The article inquiry view allows the user to ask questions about an article through the use of a chatbot connected to a custom LLM-based algorithm. This view lists the whole set of analyzed articles with their related action flows, lists of historical figures and locations, and an automatically generated short summary.

## Test of the prototype
The test of the working prototype consists of a set of online meetings with the experts that we involved in the user research, to show them the set of prototype features, and an anonymous survey. During the online meetings, we gather the very first impressions about the working prototype in terms of usability and usefulness in regards to the historians’ main research tasks. Through the anonymous survey, which remains available online for two weeks, we gather more in-depth feedback on the usefulness of the features we introduced and suggestions for further studies on how NLP algorithm and data visualization can improve historical research.

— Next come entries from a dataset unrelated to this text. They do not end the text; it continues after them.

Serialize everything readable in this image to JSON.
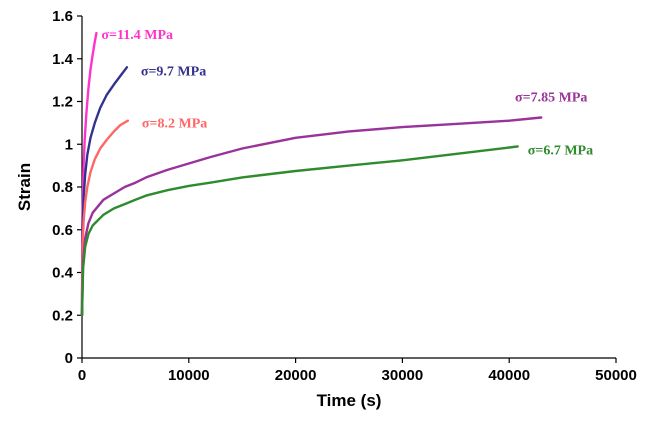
{
  "chart_data": {
    "type": "line",
    "title": "",
    "xlabel": "Time (s)",
    "ylabel": "Strain",
    "xlim": [
      0,
      50000
    ],
    "ylim": [
      0,
      1.6
    ],
    "xticks": [
      0,
      10000,
      20000,
      30000,
      40000,
      50000
    ],
    "yticks": [
      0,
      0.2,
      0.4,
      0.6,
      0.8,
      1,
      1.2,
      1.4,
      1.6
    ],
    "grid": false,
    "legend": "none",
    "series": [
      {
        "name": "σ=11.4 MPa",
        "color": "#ff33cc",
        "x": [
          0,
          30,
          80,
          150,
          250,
          400,
          600,
          800,
          1000,
          1200,
          1350
        ],
        "y": [
          0.2,
          0.58,
          0.75,
          0.9,
          1.02,
          1.14,
          1.26,
          1.35,
          1.42,
          1.48,
          1.52
        ]
      },
      {
        "name": "σ=9.7 MPa",
        "color": "#33338f",
        "x": [
          0,
          50,
          150,
          300,
          500,
          800,
          1200,
          1700,
          2300,
          3000,
          3600,
          4200
        ],
        "y": [
          0.2,
          0.6,
          0.75,
          0.86,
          0.95,
          1.03,
          1.1,
          1.17,
          1.23,
          1.28,
          1.32,
          1.36
        ]
      },
      {
        "name": "σ=8.2 MPa",
        "color": "#ff6666",
        "x": [
          0,
          50,
          150,
          300,
          500,
          800,
          1200,
          1700,
          2300,
          3000,
          3600,
          4300
        ],
        "y": [
          0.2,
          0.52,
          0.64,
          0.73,
          0.8,
          0.87,
          0.93,
          0.98,
          1.02,
          1.06,
          1.09,
          1.11
        ]
      },
      {
        "name": "σ=7.85 MPa",
        "color": "#993399",
        "x": [
          0,
          100,
          300,
          600,
          1000,
          2000,
          3000,
          4000,
          5000,
          6000,
          8000,
          10000,
          12000,
          15000,
          20000,
          25000,
          30000,
          35000,
          40000,
          43000
        ],
        "y": [
          0.2,
          0.45,
          0.56,
          0.63,
          0.68,
          0.74,
          0.77,
          0.8,
          0.82,
          0.845,
          0.88,
          0.91,
          0.94,
          0.98,
          1.03,
          1.06,
          1.08,
          1.095,
          1.11,
          1.125
        ]
      },
      {
        "name": "σ=6.7 MPa",
        "color": "#2e8b2e",
        "x": [
          0,
          100,
          300,
          600,
          1000,
          2000,
          3000,
          4000,
          5000,
          6000,
          8000,
          10000,
          12000,
          15000,
          20000,
          25000,
          30000,
          35000,
          40000,
          40800
        ],
        "y": [
          0.2,
          0.42,
          0.52,
          0.58,
          0.62,
          0.67,
          0.7,
          0.72,
          0.74,
          0.76,
          0.785,
          0.805,
          0.82,
          0.845,
          0.875,
          0.9,
          0.925,
          0.955,
          0.985,
          0.99
        ]
      }
    ]
  }
}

## Results and future works
The Mini-Muse project allowed us to gather an overall understanding of which are the possible research directions regarding the implementation of AI-assisted search tools for digitized publication archives. Through this research, we have found evidence of the fact that the AI extraction of action flows, and related graphical visualization, can have a great impact on historical research activities in terms of both speeding up and enhancing the quality of the work. The action flow allows historians to easily find correlations among historical figures and relevant documents mentioning them, and so fostering the comparison of different authors' perspectives on the same event/figure.

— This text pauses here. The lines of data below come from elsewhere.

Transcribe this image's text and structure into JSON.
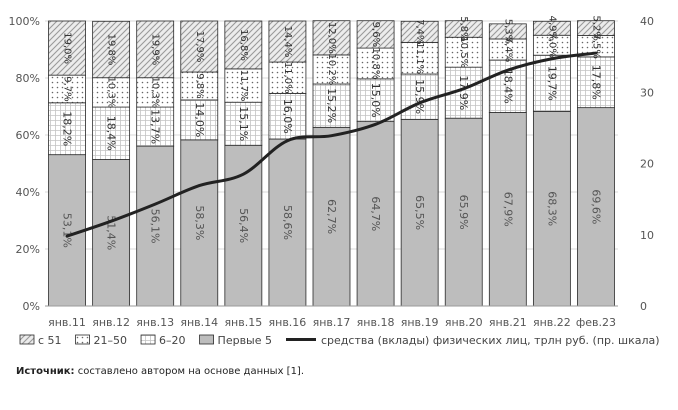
{
  "chart_data": {
    "type": "bar",
    "stacked": true,
    "categories": [
      "янв.11",
      "янв.12",
      "янв.13",
      "янв.14",
      "янв.15",
      "янв.16",
      "янв.17",
      "янв.18",
      "янв.19",
      "янв.20",
      "янв.21",
      "янв.22",
      "фев.23"
    ],
    "series": [
      {
        "name": "Первые 5",
        "color": "#bdbdbd",
        "pattern": "solid",
        "values": [
          53.1,
          51.4,
          56.1,
          58.3,
          56.4,
          58.6,
          62.7,
          64.7,
          65.5,
          65.9,
          67.9,
          68.3,
          69.6
        ],
        "labels": [
          "53,1%",
          "51,4%",
          "56,1%",
          "58,3%",
          "56,4%",
          "58,6%",
          "62,7%",
          "64,7%",
          "65,5%",
          "65,9%",
          "67,9%",
          "68,3%",
          "69,6%"
        ]
      },
      {
        "name": "6–20",
        "color": "#ffffff",
        "pattern": "grid",
        "values": [
          18.2,
          18.4,
          13.7,
          14.0,
          15.1,
          16.0,
          15.2,
          15.0,
          15.9,
          17.9,
          18.4,
          19.7,
          17.8
        ],
        "labels": [
          "18,2%",
          "18,4%",
          "13,7%",
          "14,0%",
          "15,1%",
          "16,0%",
          "15,2%",
          "15,0%",
          "15,9%",
          "17,9%",
          "18,4%",
          "19,7%",
          "17,8%"
        ]
      },
      {
        "name": "21–50",
        "color": "#ffffff",
        "pattern": "dots",
        "values": [
          9.7,
          10.3,
          10.3,
          9.8,
          11.7,
          11.0,
          10.2,
          10.8,
          11.1,
          10.5,
          7.4,
          7.0,
          7.5
        ],
        "labels": [
          "9,7%",
          "10,3%",
          "10,3%",
          "9,8%",
          "11,7%",
          "11,0%",
          "10,2%",
          "10,8%",
          "11,1%",
          "10,5%",
          "7,4%",
          "7,0%",
          "7,5%"
        ]
      },
      {
        "name": "с 51",
        "color": "#e6e6e6",
        "pattern": "hatch",
        "values": [
          19.0,
          19.8,
          19.9,
          17.9,
          16.8,
          14.4,
          12.0,
          9.6,
          7.4,
          5.8,
          5.3,
          4.9,
          5.2
        ],
        "labels": [
          "19,0%",
          "19,8%",
          "19,9%",
          "17,9%",
          "16,8%",
          "14,4%",
          "12,0%",
          "9,6%",
          "7,4%",
          "5,8%",
          "5,3%",
          "4,9%",
          "5,2%"
        ]
      }
    ],
    "line_series": {
      "name": "средства (вклады) физических лиц, трлн руб. (пр. шкала)",
      "axis": "right",
      "color": "#222222",
      "values": [
        9.8,
        11.9,
        14.3,
        16.9,
        18.5,
        23.2,
        23.9,
        25.5,
        28.5,
        30.5,
        33.1,
        34.7,
        35.5
      ]
    },
    "left_axis": {
      "ylim": [
        0,
        100
      ],
      "ticks": [
        "0%",
        "20%",
        "40%",
        "60%",
        "80%",
        "100%"
      ]
    },
    "right_axis": {
      "ylim": [
        0,
        40
      ],
      "ticks": [
        "0",
        "10",
        "20",
        "30",
        "40"
      ]
    },
    "legend_placement": "bottom",
    "legend_order": [
      "с 51",
      "21–50",
      "6–20",
      "Первые 5",
      "средства (вклады) физических лиц, трлн руб. (пр. шкала)"
    ]
  },
  "source": {
    "label": "Источник:",
    "text": "составлено автором на основе данных [1]."
  }
}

We have also gathered evidence that the action flow, combined with a chatbot that allows users to ask questions about a selected article, can lead to a shift in the search results paradigm within cultural digital archives. Instead of displaying document-centered results, where each item returned by the system is a whole document, the search results become content-centered. In this new approach, each item returned is the specific information requested, presented in both textual and visual form, along with its contextual background. This shift focuses more on historical figures or content, rather than on entire documents.
Throughout this preliminary project, we encountered some constraints, including the current size of the prompt of LLMs algorithms, which is not enough for passing very long documents, and the low quality of the summaries generated by the algorithms, which are requested to be as accurate as possible by historians. 
In future works, we plan to investigate how to scale our NLP algorithms and data visualization models for larger collections of digitized publications and how to integrate other historical entities, such as the thematic area (i.e.: resistance, counter-reform, colonialism) for more advanced historical research.